While I love Indy, and enjoy taking pictures of downtown on my daily walk to work, when I think of Indiana, the city is not what comes to mind. Not even my home town of Plainfield is what appears in my head when I think Indiana. No, it’s the country roads, the rolling hills and fields of corn that appear. Wildflowers and woods, creeks and fields, that’s my favorite part of Indiana.
There’s something else that comes to mind, especially now, in the autumn with Halloween just around the corner. Haunted bridges.
That’s the cement arched railroad bridge near Danville. It, and the metal bridge right next to it are collectively called The Twin Bridges. The metal bridge is no longer used except for foot traffic, but it makes a great place to take pictures.
I’ve enjoyed visiting this bridge, and the Big Four Bridge near Avon since I was little. The twin bridges are in pretty rough shape nowadays, but still worth a visit. Built in 1906 out of cement, the Danville bridge remains large and impressive. The metal bridge was built in 1886, and is what is left of the iron railway bridge that was used prior to 1906. The bridge spans the west fork of White Lick Creek.
The Twin Bridges are my favorite. It’s much larger that the Big Four Bridge near Avon, but something lovely has happened around the Big Four bridge. At first, I had trouble getting to where I wanted to go. There are two roads that go under the Big Four, one up on a ridge and one down near the water. The lower road didn’t show up on my GPS, and the upper road, County road 625E is not the best place to take pictures from.
I could see the lower road, but drove around quite a bit before I found access to it. It’s now part of The Washington Township Community Park. I had no idea this park existed. That’s what I get for moving away for over 20 years! It’s a jewel of a park too. There’s playgrounds, shelter houses, and a sprinkler park, and there’s also paved trails, dirt trails, the bridge, and a whole bunch of nature. I had a nice trek on a dirt trail near the bridge, as well as a dry creek bed which was great to look for rocks and shells.
The fall flowers were out in abundance, and several kinds of trees and brush had beautiful berries.
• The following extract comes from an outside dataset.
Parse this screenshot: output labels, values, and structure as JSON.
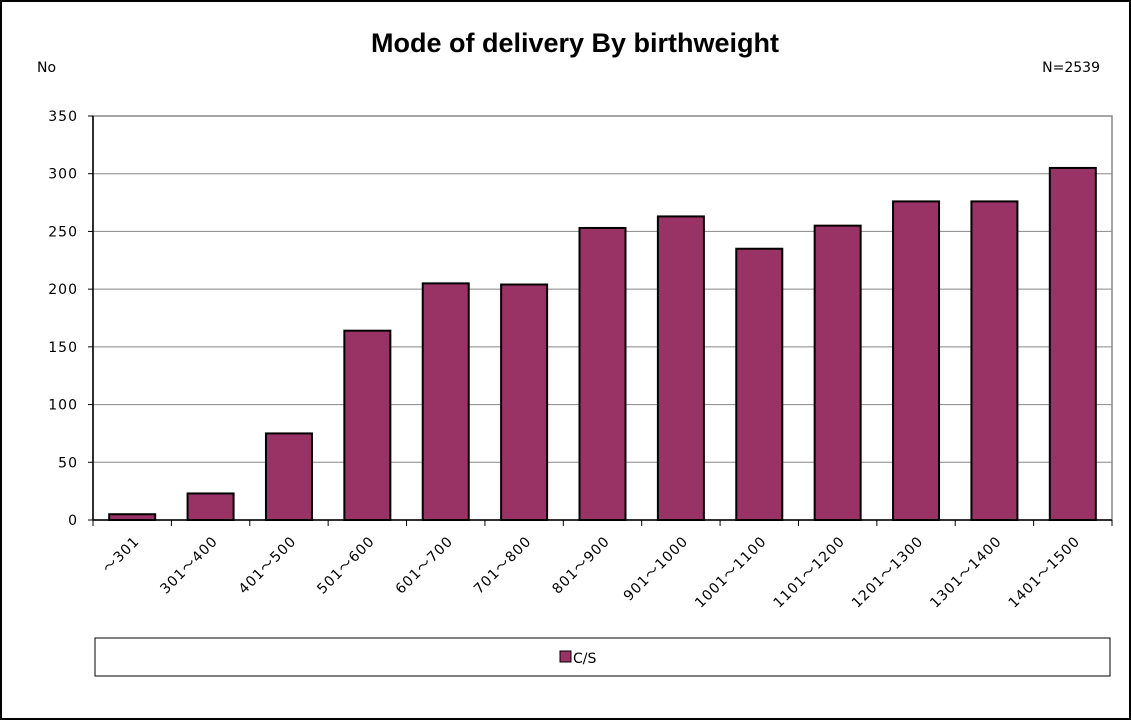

There is no place to park near the bridge, but with such a lovely day and such a beautiful place to walk in, I was happy to have a short hike to get to the bridge.
And then, the Big Four Bridge. I love this bridge. Both this bridge and it’s big brother in Danville make me think of my grandfather, Joseph Harris Davidson. Grandpa Joe was born in the 1880’s, and his father, James, was a cement mason that helped build both these railway bridges.
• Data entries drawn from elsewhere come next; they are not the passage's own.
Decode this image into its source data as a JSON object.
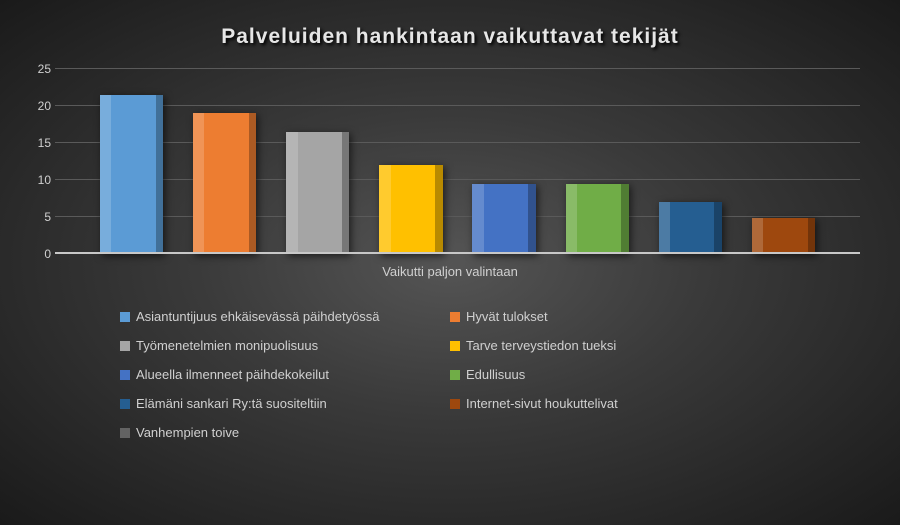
{
  "chart": {
    "type": "bar",
    "title": "Palveluiden hankintaan vaikuttavat tekijät",
    "title_fontsize": 21,
    "title_color": "#e6e6e6",
    "x_axis_label": "Vaikutti paljon valintaan",
    "axis_label_color": "#d0d0d0",
    "axis_label_fontsize": 13,
    "tick_fontsize": 12,
    "background": "radial-gradient",
    "background_colors": [
      "#555555",
      "#3a3a3a",
      "#1a1a1a"
    ],
    "grid_color": "#5a5a5a",
    "axis_line_color": "#c8c8c8",
    "ylim": [
      0,
      25
    ],
    "ytick_step": 5,
    "yticks": [
      0,
      5,
      10,
      15,
      20,
      25
    ],
    "bar_width": 0.68,
    "series": [
      {
        "label": "Asiantuntijuus ehkäisevässä päihdetyössä",
        "value": 21.5,
        "color": "#5b9bd5"
      },
      {
        "label": "Hyvät tulokset",
        "value": 19.0,
        "color": "#ed7d31"
      },
      {
        "label": "Työmenetelmien monipuolisuus",
        "value": 16.5,
        "color": "#a5a5a5"
      },
      {
        "label": "Tarve terveystiedon tueksi",
        "value": 12.0,
        "color": "#ffc000"
      },
      {
        "label": "Alueella ilmenneet päihdekokeilut",
        "value": 9.5,
        "color": "#4472c4"
      },
      {
        "label": "Edullisuus",
        "value": 9.5,
        "color": "#70ad47"
      },
      {
        "label": "Elämäni sankari Ry:tä suositeltiin",
        "value": 7.0,
        "color": "#255e91"
      },
      {
        "label": "Internet-sivut houkuttelivat",
        "value": 4.8,
        "color": "#9e480e"
      },
      {
        "label": "Vanhempien toive",
        "value": 0,
        "color": "#636363"
      }
    ],
    "legend_fontsize": 13,
    "legend_color": "#d0d0d0",
    "legend_columns": 2
  }
}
The Big Four bridge was built in 1907, just a year after the railroad bridge at Twin Bridges. My great grandfather worked on both of them. My grandpa Joe told my brother and I stories about the construction of the Big Four Bridge that his father had told him. Spooky stories. The Big Four has a reputation of being haunted. While there are several tales told of the bridge, such as a mother taking her sick baby to the doctor and falling off the bridge, there is one tale that I personally know started back when this bridge was constructed.
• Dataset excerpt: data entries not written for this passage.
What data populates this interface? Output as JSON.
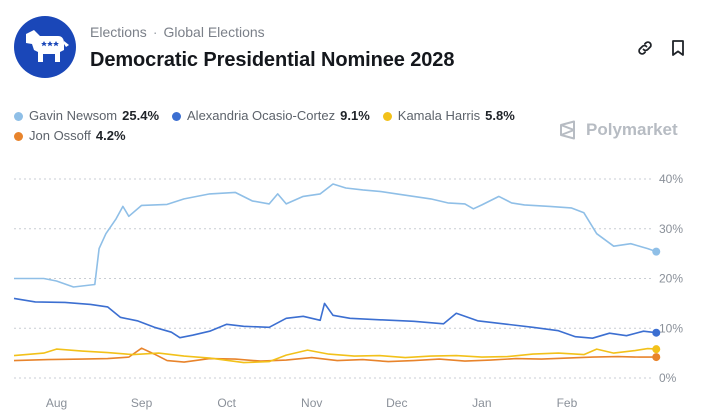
{
  "header": {
    "breadcrumb": [
      "Elections",
      "Global Elections"
    ],
    "breadcrumb_separator": "·",
    "title": "Democratic Presidential Nominee 2028",
    "logo_icon": "democratic-donkey-icon",
    "actions": [
      {
        "icon": "link-icon"
      },
      {
        "icon": "bookmark-icon"
      }
    ]
  },
  "watermark": {
    "label": "Polymarket",
    "icon": "polymarket-logo-icon"
  },
  "legend": [
    {
      "name": "Gavin Newsom",
      "value": "25.4%",
      "color": "#8fbfe7"
    },
    {
      "name": "Alexandria Ocasio-Cortez",
      "value": "9.1%",
      "color": "#3c6fd1"
    },
    {
      "name": "Kamala Harris",
      "value": "5.8%",
      "color": "#f2c11a"
    },
    {
      "name": "Jon Ossoff",
      "value": "4.2%",
      "color": "#e8842c"
    }
  ],
  "chart_data": {
    "type": "line",
    "x_tick_labels": [
      "Aug",
      "Sep",
      "Oct",
      "Nov",
      "Dec",
      "Jan",
      "Feb"
    ],
    "y_tick_labels": [
      "40%",
      "30%",
      "20%",
      "10%",
      "0%"
    ],
    "ylim": [
      0,
      40
    ],
    "grid": true,
    "x_domain": [
      0,
      7.5
    ],
    "series": [
      {
        "name": "Gavin Newsom",
        "color": "#8fbfe7",
        "points": [
          [
            0.0,
            20
          ],
          [
            0.35,
            20
          ],
          [
            0.5,
            19.5
          ],
          [
            0.7,
            18.3
          ],
          [
            0.95,
            18.8
          ],
          [
            1.0,
            26
          ],
          [
            1.08,
            29
          ],
          [
            1.2,
            32
          ],
          [
            1.28,
            34.5
          ],
          [
            1.35,
            32.5
          ],
          [
            1.5,
            34.7
          ],
          [
            1.8,
            34.9
          ],
          [
            2.0,
            36
          ],
          [
            2.3,
            37
          ],
          [
            2.6,
            37.3
          ],
          [
            2.8,
            35.6
          ],
          [
            3.0,
            35
          ],
          [
            3.1,
            37
          ],
          [
            3.2,
            35
          ],
          [
            3.4,
            36.5
          ],
          [
            3.6,
            37
          ],
          [
            3.75,
            39
          ],
          [
            3.9,
            38.2
          ],
          [
            4.1,
            37.8
          ],
          [
            4.3,
            37.5
          ],
          [
            4.5,
            37
          ],
          [
            4.7,
            36.5
          ],
          [
            4.9,
            36
          ],
          [
            5.1,
            35.2
          ],
          [
            5.3,
            35
          ],
          [
            5.4,
            34
          ],
          [
            5.5,
            34.8
          ],
          [
            5.7,
            36.5
          ],
          [
            5.85,
            35.2
          ],
          [
            6.0,
            34.8
          ],
          [
            6.3,
            34.5
          ],
          [
            6.55,
            34.2
          ],
          [
            6.7,
            33.2
          ],
          [
            6.85,
            29
          ],
          [
            7.05,
            26.5
          ],
          [
            7.25,
            27
          ],
          [
            7.45,
            26
          ],
          [
            7.55,
            25.4
          ]
        ]
      },
      {
        "name": "Alexandria Ocasio-Cortez",
        "color": "#3c6fd1",
        "points": [
          [
            0.0,
            16
          ],
          [
            0.25,
            15.3
          ],
          [
            0.6,
            15.2
          ],
          [
            0.9,
            14.8
          ],
          [
            1.1,
            14.3
          ],
          [
            1.25,
            12.2
          ],
          [
            1.45,
            11.5
          ],
          [
            1.65,
            10.2
          ],
          [
            1.85,
            9.2
          ],
          [
            1.95,
            8.1
          ],
          [
            2.1,
            8.6
          ],
          [
            2.3,
            9.4
          ],
          [
            2.5,
            10.8
          ],
          [
            2.7,
            10.4
          ],
          [
            3.0,
            10.2
          ],
          [
            3.2,
            12
          ],
          [
            3.4,
            12.4
          ],
          [
            3.6,
            11.6
          ],
          [
            3.65,
            15
          ],
          [
            3.75,
            12.6
          ],
          [
            3.95,
            12
          ],
          [
            4.3,
            11.7
          ],
          [
            4.7,
            11.4
          ],
          [
            5.05,
            10.9
          ],
          [
            5.2,
            13
          ],
          [
            5.45,
            11.5
          ],
          [
            5.8,
            10.8
          ],
          [
            6.1,
            10.2
          ],
          [
            6.4,
            9.5
          ],
          [
            6.6,
            8.3
          ],
          [
            6.8,
            8
          ],
          [
            7.0,
            9
          ],
          [
            7.2,
            8.5
          ],
          [
            7.4,
            9.4
          ],
          [
            7.55,
            9.1
          ]
        ]
      },
      {
        "name": "Kamala Harris",
        "color": "#f2c11a",
        "points": [
          [
            0.0,
            4.5
          ],
          [
            0.35,
            5
          ],
          [
            0.5,
            5.8
          ],
          [
            0.8,
            5.4
          ],
          [
            1.1,
            5.1
          ],
          [
            1.4,
            4.7
          ],
          [
            1.7,
            5
          ],
          [
            2.0,
            4.4
          ],
          [
            2.3,
            4
          ],
          [
            2.7,
            3.1
          ],
          [
            3.0,
            3.3
          ],
          [
            3.2,
            4.6
          ],
          [
            3.45,
            5.6
          ],
          [
            3.7,
            4.8
          ],
          [
            4.0,
            4.4
          ],
          [
            4.3,
            4.5
          ],
          [
            4.6,
            4.1
          ],
          [
            4.9,
            4.4
          ],
          [
            5.2,
            4.5
          ],
          [
            5.5,
            4.2
          ],
          [
            5.8,
            4.3
          ],
          [
            6.1,
            4.8
          ],
          [
            6.4,
            5
          ],
          [
            6.7,
            4.7
          ],
          [
            6.85,
            5.8
          ],
          [
            7.05,
            5
          ],
          [
            7.3,
            5.5
          ],
          [
            7.45,
            5.9
          ],
          [
            7.55,
            5.8
          ]
        ]
      },
      {
        "name": "Jon Ossoff",
        "color": "#e8842c",
        "points": [
          [
            0.0,
            3.5
          ],
          [
            0.4,
            3.7
          ],
          [
            0.8,
            3.8
          ],
          [
            1.1,
            3.9
          ],
          [
            1.35,
            4.2
          ],
          [
            1.5,
            6
          ],
          [
            1.65,
            4.8
          ],
          [
            1.8,
            3.5
          ],
          [
            2.0,
            3.2
          ],
          [
            2.3,
            3.9
          ],
          [
            2.6,
            3.8
          ],
          [
            2.9,
            3.4
          ],
          [
            3.2,
            3.6
          ],
          [
            3.5,
            4.1
          ],
          [
            3.8,
            3.5
          ],
          [
            4.1,
            3.7
          ],
          [
            4.4,
            3.3
          ],
          [
            4.7,
            3.5
          ],
          [
            5.0,
            3.8
          ],
          [
            5.3,
            3.4
          ],
          [
            5.6,
            3.6
          ],
          [
            5.9,
            3.9
          ],
          [
            6.2,
            3.8
          ],
          [
            6.5,
            4
          ],
          [
            6.8,
            4.2
          ],
          [
            7.1,
            4.3
          ],
          [
            7.35,
            4.2
          ],
          [
            7.55,
            4.2
          ]
        ]
      }
    ]
  }
}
There’s a story about a worker who died during construction of the Big Four. There are variations on the theme, some say he was drunk, some say he had a hammer. Some tales say he fell off the bridge, and since he was dead, the railroad decided to inter him in the concrete and poured it over him. But that isn’t what my grandpa told me. Joe Davidson always called the worker “the man with the ax.” Grandpa said that a worker fell into the concrete when it was nearly set, and that he couldn’t be pulled out. Joe said that the man had been holding an ax, and all that could be seen of him was his arm sticking out of the concrete holding that ax. I have no idea if that is a tall tale or not, but I suspect that a worker did die in the concrete of that bridge. Whether he was holding an ax, who can say? I will note that in researching this bridge today, I did come across the very same tale that my grandfather told to me. It even went so far as to say that they sawed the worker’s arm off where it was sticking out. All I can attest to is that it is a very old story, one that came from the time when the bridge was constructed, and one my great-grandfather, who helped build the bridge, told my grandpa Joe.
If you get a chance during this glorious fall weather, take a trip to the railway bridges in Hendricks County. Go on a spooky, near-Halloween night, and maybe you’ll hear a crying baby, a weeping woman, or a man banging an ax against the concrete. And while you’re there, say hello to my great-grandfather James.